In a long-awaited development, Israel and Hamas have inked a ceasefire deal aimed at ending their 15-month war in Gaza. The question on everyone’s mind now is: Will this agreement finally bring a measure of peace and stability to the beleaguered Palestinian enclave, or will it crumble like so many failed truces before it?
The Road to a Shaky Ceasefire
The path to this ceasefire has been long and bloody, with nearly 47,000 Palestinians killed and claims of genocide leveled against Israel at the international court of justice. On the Israeli side, an October 2023 Hamas attack left some 1,200 Israelis dead and 250 taken hostage. A previous ceasefire to exchange 100 of those captives for 240 Palestinian women and children prisoners fell apart after just one week last November.
What’s in the New Deal?
The current agreement unfolds in three phases, starting with a 42-day halt to all fighting. During this time, Israeli forces will pull back to a “buffer zone” on the Gaza border, displaced Palestinians can return home, and aid deliveries to Gaza will ramp up significantly.
Phase two involves Israel releasing the remaining living hostages in exchange for freeing a proportional number of Palestinian prisoners. The Egyptians will reopen the Rafah border crossing for wounded Gazans to seek treatment. Israel is supposed to fully withdraw from Gaza in this stage, but the timeline remains unclear.
In the potentially years-long third phase, the two sides will negotiate swapping the bodies of slain hostages and Hamas fighters, as well as hammering out a plan to rebuild Gaza. Much remains up in the air, including the issue of whether the Palestinian Authority might regain some control of Gaza, which Israel adamantly opposes.
Devil in the Details
A closer look at phase one reveals the fragility and complexity of the arrangement. Over the next six weeks, Israel will free 33 hostages and about 1,700 Palestinian detainees. The specifics of who gets released when depend on opaque criteria like whether the hostages are soldiers or civilians.
Meanwhile, humanitarian agencies say Gaza requires a bare minimum of 500 aid trucks per day, but the deal provides for 600 daily, and supply levels now average a paltry 18 trucks. It’s also still unclear when or if Palestinians will regain control of the vital Rafah crossing.
Will It Stick This Time?
With so many crucial details still to be ironed out, diplomats and observers are skeptical this ceasefire will hold. The core terms differ little from a draft brokered by then-president Joe Biden way back in May 2024. At the time, Israel’s right wing revolted, and PM Benjamin Netanyahu added a “red line” – maintaining forces on the Gaza-Egypt frontier indefinitely, torpedoing that deal.
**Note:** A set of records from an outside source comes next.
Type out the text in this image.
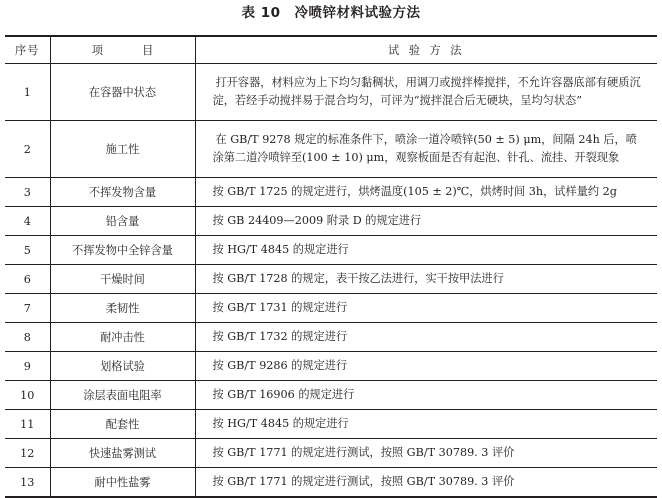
表 10　冷喷锌材料试验方法
序号	项　目	试 验 方 法
1	在容器中状态	打开容器，材料应为上下均匀黏稠状，用调刀或搅拌棒搅拌，不允许容器底部有硬质沉淀，若经手动搅拌易于混合均匀，可评为“搅拌混合后无硬块，呈均匀状态”
2	施工性	在 GB/T 9278 规定的标准条件下，喷涂一道冷喷锌(50 ± 5) μm，间隔 24h 后，喷涂第二道冷喷锌至(100 ± 10) μm，观察板面是否有起泡、针孔、流挂、开裂现象
3	不挥发物含量	按 GB/T 1725 的规定进行，烘烤温度(105 ± 2)℃，烘烤时间 3h，试样量约 2g
4	铅含量	按 GB 24409—2009 附录 D 的规定进行
5	不挥发物中全锌含量	按 HG/T 4845 的规定进行
6	干燥时间	按 GB/T 1728 的规定，表干按乙法进行，实干按甲法进行
7	柔韧性	按 GB/T 1731 的规定进行
8	耐冲击性	按 GB/T 1732 的规定进行
9	划格试验	按 GB/T 9286 的规定进行
10	涂层表面电阻率	按 GB/T 16906 的规定进行
11	配套性	按 HG/T 4845 的规定进行
12	快速盐雾测试	按 GB/T 1771 的规定进行测试，按照 GB/T 30789. 3 评价
13	耐中性盐雾	按 GB/T 1771 的规定进行测试，按照 GB/T 30789. 3 评价
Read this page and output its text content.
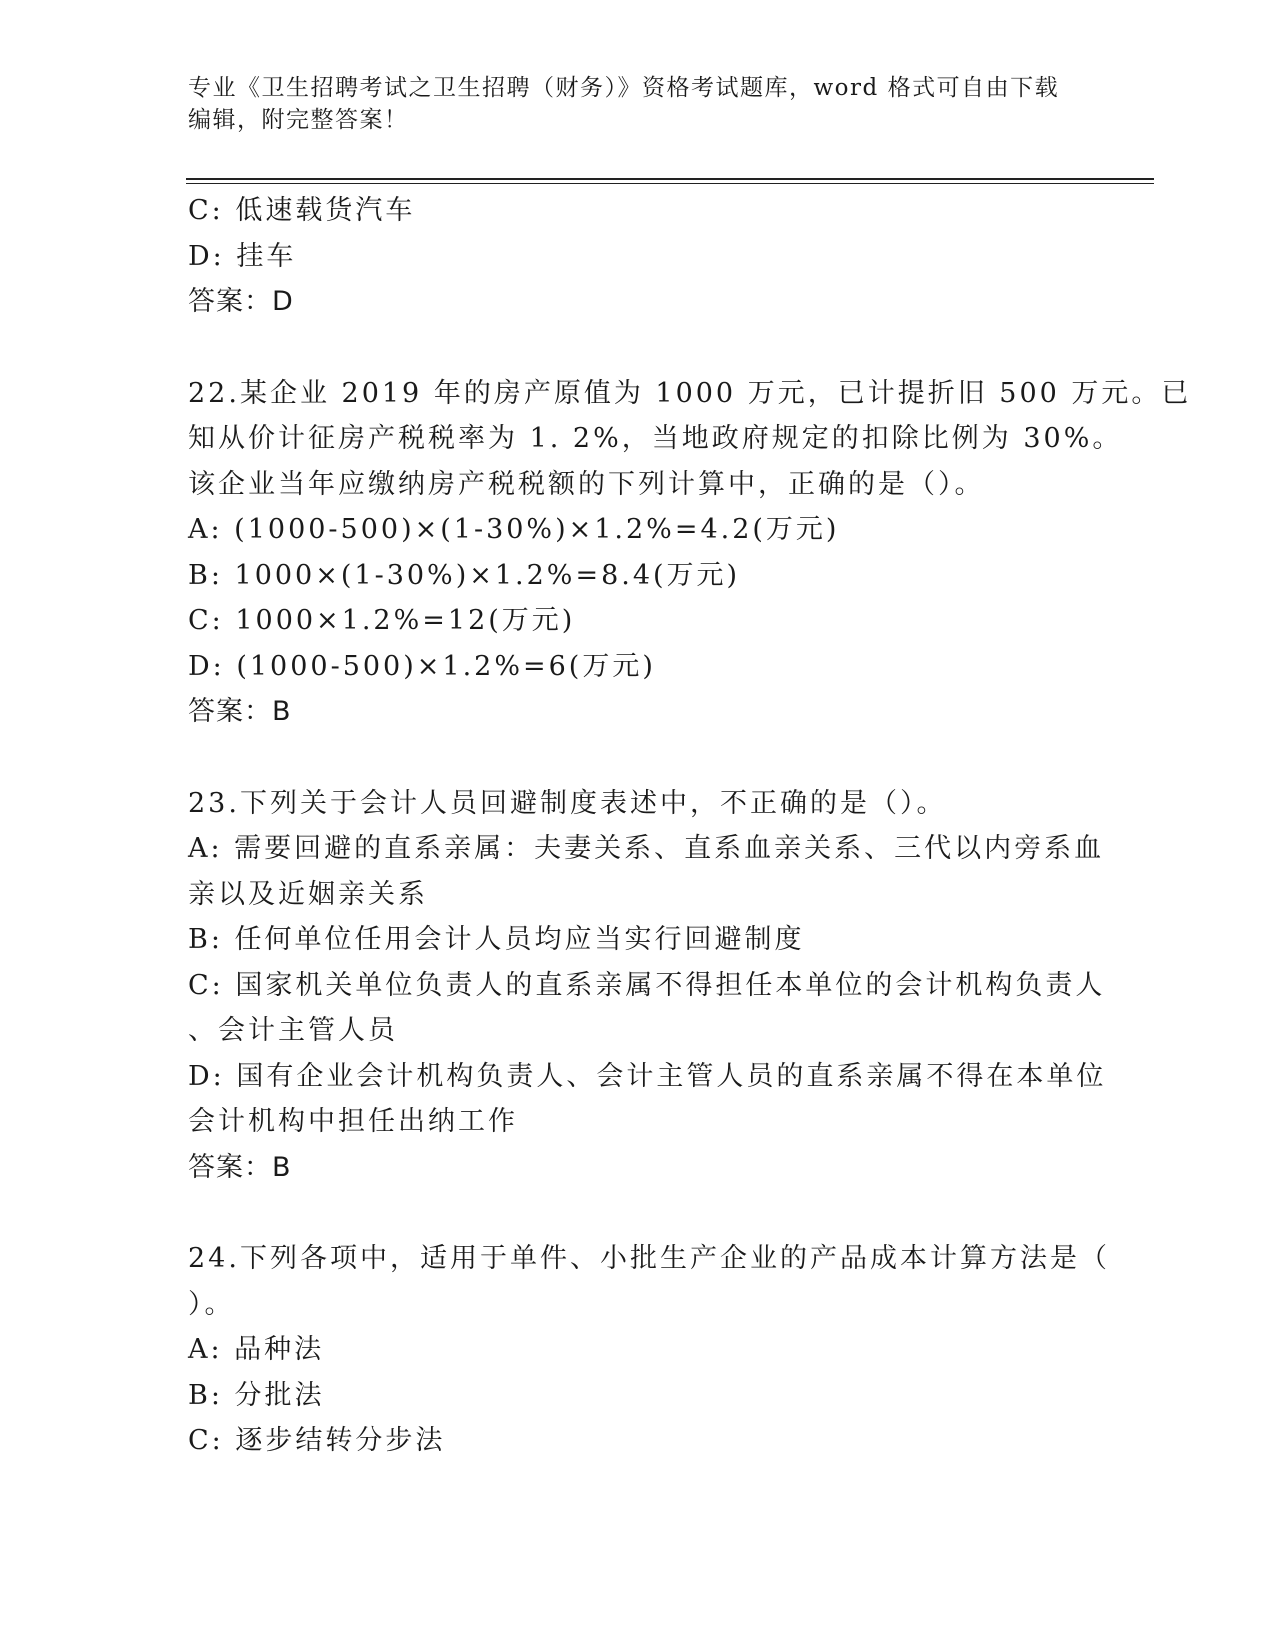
专业《卫生招聘考试之卫生招聘（财务）》资格考试题库，word 格式可自由下载
编辑，附完整答案！
C: 低速载货汽车
D: 挂车
答案：D
22.某企业 2019 年的房产原值为 1000 万元，已计提折旧 500 万元。已
知从价计征房产税税率为 1. 2%，当地政府规定的扣除比例为 30%。
该企业当年应缴纳房产税税额的下列计算中，正确的是（）。
A: (1000-500)×(1-30%)×1.2%=4.2(万元)
B: 1000×(1-30%)×1.2%=8.4(万元)
C: 1000×1.2%=12(万元)
D: (1000-500)×1.2%=6(万元)
答案：B
23.下列关于会计人员回避制度表述中，不正确的是（）。
A: 需要回避的直系亲属：夫妻关系、直系血亲关系、三代以内旁系血
亲以及近姻亲关系
B: 任何单位任用会计人员均应当实行回避制度
C: 国家机关单位负责人的直系亲属不得担任本单位的会计机构负责人
、会计主管人员
D: 国有企业会计机构负责人、会计主管人员的直系亲属不得在本单位
会计机构中担任出纳工作
答案：B
24.下列各项中，适用于单件、小批生产企业的产品成本计算方法是（
）。
A: 品种法
B: 分批法
C: 逐步结转分步法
The collapse of the week-long ceasefire in November 2023 was reportedly because Hamas could not provide any more women or children hostages to exchange. It is possible this may happen again.
Under intense international pressure and shifting political winds in the US and Israel, the parties have returned to the table once more. But with so many key sticking points simply pushed off to later negotiations, it seems sadly inevitable this ceasefire too will splinter – only to be replaced by another flimsy pact, continuing the cycle of violence and misery for the battered peoples of Gaza and Israel.